I pulled off the road really quick a few feet ahead and jumped out. I wanted to be careful in this case, as rams have been known to charge people and that’s not something I wanted to have to write about.  I cautiously made my way near where he had been and heard a scuffling sound to my left.  I looked down the gulley a ways and saw two rams! No, four!  I snapped a few pictures, then a fifth one walked into frame, leading the others away from me.  I snapped a few more pictures but they were leaving the area now, climbing up the jagged rock ledges on the other side of the gulley.  I wanted to follow, but the sun was starting to fade and I had chores to get to back in Kanab, so I headed back to my car and continued on the road towards town.

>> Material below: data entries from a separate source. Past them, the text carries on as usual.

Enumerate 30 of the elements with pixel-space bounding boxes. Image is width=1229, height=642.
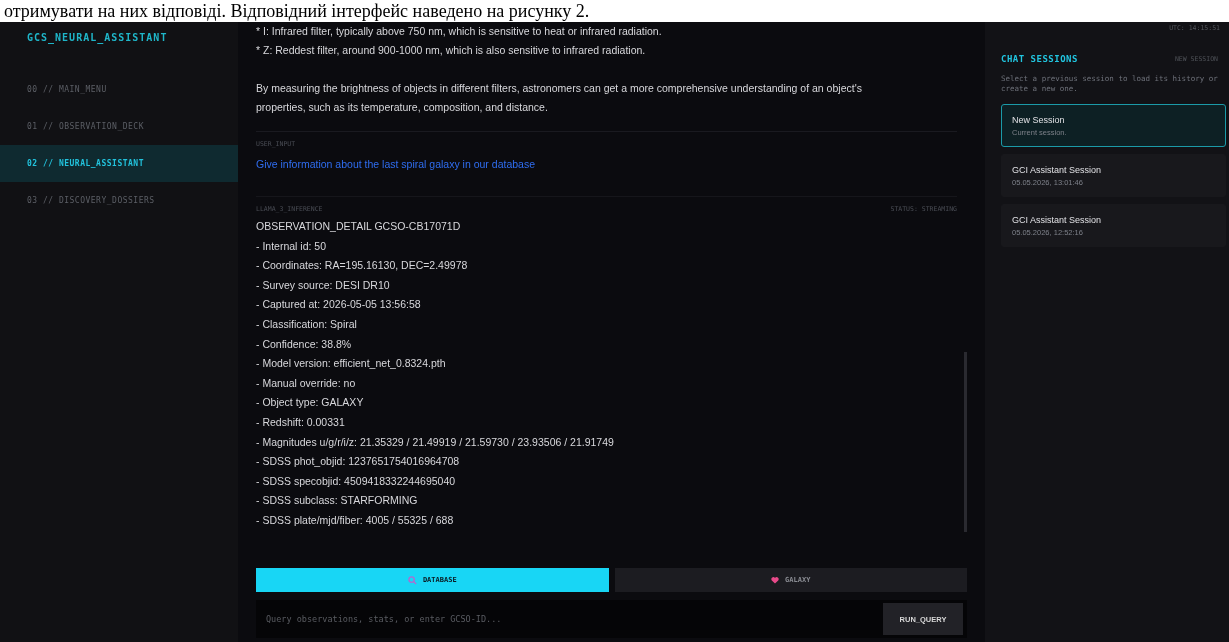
response-line: - SDSS subclass: STARFORMING	[256, 493, 419, 509]
response-line: - Coordinates: RA=195.16130, DEC=2.49978	[256, 258, 469, 274]
session-title: GCI Assistant Session	[1012, 214, 1103, 225]
response-line: OBSERVATION_DETAIL GCSO-CB17071D	[256, 219, 462, 234]
message-line: * I: Infrared filter, typically above 750 nm, which is sensitive to heat or infrared radiation.	[256, 24, 663, 39]
session-title: New Session	[1012, 114, 1066, 125]
response-line: - SDSS specobjid: 4509418332244695040	[256, 473, 457, 489]
message-paragraph: By measuring the brightness of objects in different filters, astronomers can get a more comprehensive understanding of an object's properties, such as its temperature, composition, and distance.	[256, 81, 863, 115]
response-line: - Object type: GALAXY	[256, 395, 365, 411]
panel-title: CHAT SESSIONS	[1001, 54, 1078, 64]
response-line: - Classification: Spiral	[256, 316, 358, 332]
response-line: - SDSS plate/mjd/fiber: 4005 / 55325 / 688	[256, 512, 455, 528]
heart-icon	[771, 576, 780, 584]
search-icon	[407, 575, 417, 585]
response-line: - Model version: efficient_net_0.8324.pth	[256, 356, 447, 372]
app-title: GCS_NEURAL_ASSISTANT	[26, 32, 169, 46]
response-line: - Magnitudes u/g/r/i/z: 21.35329 / 21.49919 / 21.59730 / 23.93506 / 21.91749	[256, 434, 615, 450]
response-line: - Survey source: DESI DR10	[256, 277, 391, 293]
scrollbar[interactable]	[964, 352, 967, 532]
response-line: - Captured at: 2026-05-05 13:56:58	[256, 297, 422, 313]
session-title: GCI Assistant Session	[1012, 164, 1103, 175]
response-line: - Redshift: 0.00331	[256, 414, 346, 430]
response-line: - Internal id: 50	[256, 238, 328, 254]
user-message: Give information about the last spiral galaxy in our database	[256, 158, 536, 170]
response-line: - Confidence: 38.8%	[256, 336, 353, 352]
document-text: отримувати на них відповіді. Відповідний інтерфейс наведено на рисунку 2.	[4, 0, 590, 22]
message-line: * Z: Reddest filter, around 900-1000 nm, which is also sensitive to infrared radiation.	[256, 43, 647, 58]
nav-item[interactable]: 02 // NEURAL_ASSISTANT	[0, 145, 238, 182]
response-line: - SDSS phot_objid: 1237651754016964708	[256, 454, 461, 470]
response-line: - Manual override: no	[256, 375, 357, 391]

I really could have spent several days exploring the park, but timing would have it that I didn’t think to get over there till I was nearing the end of my trip.  I learned a valuable lesson in this outing, and that is to take advantage of things sooner than you think to.  You never can know what a place will hold, and it’s usually better to go and experience it sooner, while time is available than wait till the last minute and be rushed.  Lesson learned, now to put that lesson to work on the rest of my adventure.